8. Reinvention has a fast track.
It’s called a hobby. Find a passion and chase it. Whether you breed Percherons or bake bread, refinish furniture or hike every trail in a forest near home, you’ll redefine yourself in your own eyes. You’re no longer just the woman with the so-so marriage or the boring job; you’re on a mission. And it doesn’t have to upend your marriage or your career. I talked to a woman who took up tennis in her early 40s; three years later she was winning tournaments. Another finally quenched a lifelong aspiration by buying a motorcycle at 42. A third put her passion to work; at 45, she began supporting herself for the first time by painting murals and decorative furniture.

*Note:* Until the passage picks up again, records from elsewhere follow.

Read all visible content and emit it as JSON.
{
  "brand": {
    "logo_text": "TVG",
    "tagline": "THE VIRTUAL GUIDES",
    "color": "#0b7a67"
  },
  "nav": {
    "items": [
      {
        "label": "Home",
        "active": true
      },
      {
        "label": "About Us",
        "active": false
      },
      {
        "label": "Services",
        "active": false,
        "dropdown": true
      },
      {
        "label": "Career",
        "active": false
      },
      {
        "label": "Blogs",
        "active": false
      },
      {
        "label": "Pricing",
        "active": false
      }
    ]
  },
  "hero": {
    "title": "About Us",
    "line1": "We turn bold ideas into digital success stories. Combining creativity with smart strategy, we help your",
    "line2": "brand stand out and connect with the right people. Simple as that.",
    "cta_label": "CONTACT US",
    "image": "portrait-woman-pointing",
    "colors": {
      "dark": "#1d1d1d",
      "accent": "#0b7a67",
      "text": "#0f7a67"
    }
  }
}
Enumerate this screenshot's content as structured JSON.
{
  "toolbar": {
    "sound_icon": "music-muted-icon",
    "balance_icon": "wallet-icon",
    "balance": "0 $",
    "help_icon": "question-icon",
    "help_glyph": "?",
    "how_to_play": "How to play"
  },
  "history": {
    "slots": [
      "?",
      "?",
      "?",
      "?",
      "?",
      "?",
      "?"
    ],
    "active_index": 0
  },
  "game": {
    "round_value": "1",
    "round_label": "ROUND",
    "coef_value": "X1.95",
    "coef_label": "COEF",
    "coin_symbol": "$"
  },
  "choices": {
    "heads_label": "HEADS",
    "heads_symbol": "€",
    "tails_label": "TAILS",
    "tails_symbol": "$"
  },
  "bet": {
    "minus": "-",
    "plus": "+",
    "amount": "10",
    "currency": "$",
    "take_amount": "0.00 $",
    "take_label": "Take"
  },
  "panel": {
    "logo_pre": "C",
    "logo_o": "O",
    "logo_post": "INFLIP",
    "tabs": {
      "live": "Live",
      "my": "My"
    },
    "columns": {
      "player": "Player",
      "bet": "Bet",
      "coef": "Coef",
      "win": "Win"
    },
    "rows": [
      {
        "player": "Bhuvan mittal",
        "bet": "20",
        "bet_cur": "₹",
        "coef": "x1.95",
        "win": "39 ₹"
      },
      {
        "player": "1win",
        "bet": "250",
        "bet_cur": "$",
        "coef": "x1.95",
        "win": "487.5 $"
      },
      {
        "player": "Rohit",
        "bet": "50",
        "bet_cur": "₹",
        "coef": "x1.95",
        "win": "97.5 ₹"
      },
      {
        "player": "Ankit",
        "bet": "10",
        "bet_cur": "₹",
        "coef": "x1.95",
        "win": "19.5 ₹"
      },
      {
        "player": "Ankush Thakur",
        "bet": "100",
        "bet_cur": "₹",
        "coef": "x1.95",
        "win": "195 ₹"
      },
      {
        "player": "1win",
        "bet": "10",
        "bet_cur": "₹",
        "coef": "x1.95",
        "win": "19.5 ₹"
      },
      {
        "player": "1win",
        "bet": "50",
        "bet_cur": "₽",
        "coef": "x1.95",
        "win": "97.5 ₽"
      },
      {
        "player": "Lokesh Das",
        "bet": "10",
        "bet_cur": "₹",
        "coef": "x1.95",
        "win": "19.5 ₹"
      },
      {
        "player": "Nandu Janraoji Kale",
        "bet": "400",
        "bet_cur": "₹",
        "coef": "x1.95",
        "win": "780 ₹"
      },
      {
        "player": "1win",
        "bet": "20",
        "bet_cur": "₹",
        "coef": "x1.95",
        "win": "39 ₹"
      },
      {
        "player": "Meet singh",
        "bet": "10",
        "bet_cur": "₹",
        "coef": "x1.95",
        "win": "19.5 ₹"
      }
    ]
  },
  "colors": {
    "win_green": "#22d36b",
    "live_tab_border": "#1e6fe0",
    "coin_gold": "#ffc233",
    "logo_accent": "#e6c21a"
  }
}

If a major renovation of your life isn’t in the cards, know that you can still brighten and enliven it. A well-chosen pursuit has a potentially huge emotional return.
9. Singles aren’t the only heroes.
Whenever I read a story about an unmarried woman who made a big change — moving to a new city, launching a business, having a baby alone — I awarded her special "You go, girl!" applause. I’ve been married as long as I can remember, so to me, flying solo is for the bravest, a high-wire act without the safety net of a spouse: the emotional support, the extra income.